Luke is taken to the emperor, but this time there’s no father-son bonding first. In fact, in this draft the emperor is scrupulously keeping Luke and Vader apart, sensibly fearing that deep down Vader might still care for his son. To Vader’s disgust, the emperor doesn’t even tell him this himself, instead sending word via General Jerjerrod – interactions which basically prefigure the status-jockeying relationship between Hux and Ren in The Force Awakens, at least until Jerjerrod really pisses Vader off and gets his neck broken.

Instead of the final fight taking place on a half-built Death Star, it all goes down on the imperial capital planet Had Abbadon, specifically in an underground lava lake. The emperor’s plan is initially to turn Luke to the dark side – but then, through poorly defined force-magic, Obi-Wan and Yoda literally come back from the dead to help. Even though the emperor had forbidden from coming along, Vader pops up too. Now the stage is set for a massive lightsabre ghost gang brawl…
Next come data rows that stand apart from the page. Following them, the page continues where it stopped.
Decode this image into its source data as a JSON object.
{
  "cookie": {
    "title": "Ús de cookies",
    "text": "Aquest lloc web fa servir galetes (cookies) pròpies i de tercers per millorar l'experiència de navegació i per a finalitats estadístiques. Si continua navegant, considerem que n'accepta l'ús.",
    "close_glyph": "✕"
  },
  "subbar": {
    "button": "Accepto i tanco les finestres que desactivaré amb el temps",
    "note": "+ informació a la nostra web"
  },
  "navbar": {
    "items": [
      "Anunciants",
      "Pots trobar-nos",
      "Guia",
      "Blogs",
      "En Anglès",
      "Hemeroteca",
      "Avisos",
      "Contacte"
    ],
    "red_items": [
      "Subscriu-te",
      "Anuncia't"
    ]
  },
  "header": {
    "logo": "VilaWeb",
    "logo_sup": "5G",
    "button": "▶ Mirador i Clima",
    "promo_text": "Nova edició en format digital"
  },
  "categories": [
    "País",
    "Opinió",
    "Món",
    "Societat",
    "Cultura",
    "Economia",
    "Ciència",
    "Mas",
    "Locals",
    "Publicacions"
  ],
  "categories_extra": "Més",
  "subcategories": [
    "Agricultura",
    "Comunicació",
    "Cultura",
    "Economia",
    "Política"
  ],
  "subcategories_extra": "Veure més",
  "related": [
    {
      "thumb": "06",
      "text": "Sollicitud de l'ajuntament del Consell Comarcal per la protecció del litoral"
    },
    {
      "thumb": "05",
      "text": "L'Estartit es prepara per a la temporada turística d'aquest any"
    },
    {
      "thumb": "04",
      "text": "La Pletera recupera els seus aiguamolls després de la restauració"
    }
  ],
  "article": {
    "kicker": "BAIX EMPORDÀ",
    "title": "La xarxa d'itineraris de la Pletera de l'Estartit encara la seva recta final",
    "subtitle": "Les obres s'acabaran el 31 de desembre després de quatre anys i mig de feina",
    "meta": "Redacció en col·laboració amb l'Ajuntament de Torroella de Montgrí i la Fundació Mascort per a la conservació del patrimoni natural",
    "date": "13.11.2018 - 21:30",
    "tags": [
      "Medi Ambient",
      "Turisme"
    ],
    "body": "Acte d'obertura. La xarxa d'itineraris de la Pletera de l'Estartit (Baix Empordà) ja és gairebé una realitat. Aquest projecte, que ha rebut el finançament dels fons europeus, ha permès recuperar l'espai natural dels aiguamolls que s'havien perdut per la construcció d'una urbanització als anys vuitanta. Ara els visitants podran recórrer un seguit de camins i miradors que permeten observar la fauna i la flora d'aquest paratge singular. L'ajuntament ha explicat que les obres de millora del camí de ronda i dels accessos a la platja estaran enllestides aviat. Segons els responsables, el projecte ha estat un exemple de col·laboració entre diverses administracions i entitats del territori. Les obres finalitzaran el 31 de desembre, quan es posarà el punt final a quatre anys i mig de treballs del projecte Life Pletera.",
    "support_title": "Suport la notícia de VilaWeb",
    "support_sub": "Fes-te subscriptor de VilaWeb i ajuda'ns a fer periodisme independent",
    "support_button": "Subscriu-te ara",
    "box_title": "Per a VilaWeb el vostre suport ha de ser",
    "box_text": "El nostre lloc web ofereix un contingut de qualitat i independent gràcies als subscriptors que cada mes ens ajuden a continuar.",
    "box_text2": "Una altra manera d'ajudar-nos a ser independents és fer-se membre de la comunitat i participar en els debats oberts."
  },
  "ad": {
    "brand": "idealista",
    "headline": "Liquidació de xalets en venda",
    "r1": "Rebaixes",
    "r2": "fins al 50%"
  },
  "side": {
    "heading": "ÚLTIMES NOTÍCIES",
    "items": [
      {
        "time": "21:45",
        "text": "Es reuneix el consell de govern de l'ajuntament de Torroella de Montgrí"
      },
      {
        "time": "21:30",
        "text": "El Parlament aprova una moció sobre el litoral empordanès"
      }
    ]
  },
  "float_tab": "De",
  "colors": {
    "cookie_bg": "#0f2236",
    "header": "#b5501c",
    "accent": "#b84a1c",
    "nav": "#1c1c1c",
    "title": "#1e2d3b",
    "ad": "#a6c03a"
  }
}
…so it ends up being Luke and Vader fighting while the emperor, Obi-Wan, and Yoda stand on the sidelines exchanging quips and explaining the plot. Eventually, when Luke has Vader on the ropes, the emperor hits Obi-Wan with the force lightning, but Yoda flits about in ghost form to block it. Unfortunately Yoda can only keep it up so long, and the emperor stands triumphant, pausing only to puzzle out the ‘there is another Skywalker’ prophecy – which in this case doesn’t mean Leia at all, but actually means that he was completely right not to trust Vader, who finally feels the good in himself and saves his son by grabbing the emperor and jumping into the lava.

If you’re counting, this makes the second time Vader has an unfortunate incident with a lake of lava, and he still wanted to have his holiday home next to one!

In the aftermath, as the gang parties with the ewoks, Vader also comes back from the dead, elevating the original script firmly into the realm of stories that have everyone living happily ever after and involve unicorns and fairies. The script doesn’t specify if he’s still in his terrifying Nazi-sorcerer armor, though even if he is, that arguably beats having the phantom of Hayden Christensen watching from the shadows, the incongruous editing seeming to suggest that he is still strong with the dark side of the force.